Psoriasis Vulgaris
1. Identification
Skin Lesion: Well-demarcated, erythematous, salmon-pink plaques covered with silvery-white scales. Auspitz sign (pinpoint bleeding upon scale removal) is often positive.
Classic Distribution:
Favors EXTENSOR surfaces such as elbows, knees, scalp, and the sacral area. It may also involve the nails (pitting, onycholysis).
2. Differential Diagnosis
Pityriasis Rosea
- The Clue: Self-limiting eruption starting with a single Herald Patch followed by a "Christmas Tree" distribution.
- Vs Psoriasis: Scales are "collarette" (attached at the periphery). Lesions are typically oval and much thinner than psoriatic plaques.
Discoid (Nummular) Eczema
- The Clue: Intensely itchy, coin-shaped (nummular) lesions.
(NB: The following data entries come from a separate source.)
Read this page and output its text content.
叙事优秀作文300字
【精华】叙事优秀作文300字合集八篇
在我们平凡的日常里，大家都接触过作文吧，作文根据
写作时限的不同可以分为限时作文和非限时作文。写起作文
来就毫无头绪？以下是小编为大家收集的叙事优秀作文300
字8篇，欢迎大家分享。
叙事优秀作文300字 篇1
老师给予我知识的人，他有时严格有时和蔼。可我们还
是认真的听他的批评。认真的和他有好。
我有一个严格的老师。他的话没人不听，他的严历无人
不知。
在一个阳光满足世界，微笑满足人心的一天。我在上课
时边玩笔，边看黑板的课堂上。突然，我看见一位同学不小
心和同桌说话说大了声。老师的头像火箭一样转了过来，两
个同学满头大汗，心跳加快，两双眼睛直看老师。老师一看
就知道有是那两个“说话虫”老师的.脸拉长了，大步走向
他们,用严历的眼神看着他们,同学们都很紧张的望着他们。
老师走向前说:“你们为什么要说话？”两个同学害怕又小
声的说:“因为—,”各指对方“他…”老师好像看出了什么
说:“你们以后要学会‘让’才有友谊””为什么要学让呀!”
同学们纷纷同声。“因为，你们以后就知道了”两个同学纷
- Vs Psoriasis: Lacks the thick silvery-white scale. Distribution is usually random on the limbs rather than specific to extensor surfaces.
3. When to Refer to Dermatology
- BSA > 10%: Involvement of more than 10% total body surface area (Note: 1 patient palm ≈ 1% BSA).
- Critical Areas: Involvement of the face, genitalia, palms, or soles.
- Severe Forms: Suspected Erythrodermic or Pustular psoriasis (Urgent).
- Treatment Failure: Poor response to appropriate potent topical therapy.
- Systemic Symptoms: Suspicion of Psoriatic Arthritis (joint pain/stiffness).
4. Management
Topical Steroid
• Very Potent: Clobetasol BD.
• Potent: Betamethasone BD.
Symptomatic
• Emollients: Liberal use of White Soft Paraffin.
• Coal Tar: Topical preparations for plaque de-scaling.
Antihistamine
• Loratadine 10mg OD
• Cetirizine 10mg OD
• Piriton 4mg ON/TDS
⚠️ Safety Pearl: Generally limit high-potency TCS to <2 weeks duration. Avoid systemic steroids as withdrawal may trigger life-threatening Pustular Psoriasis.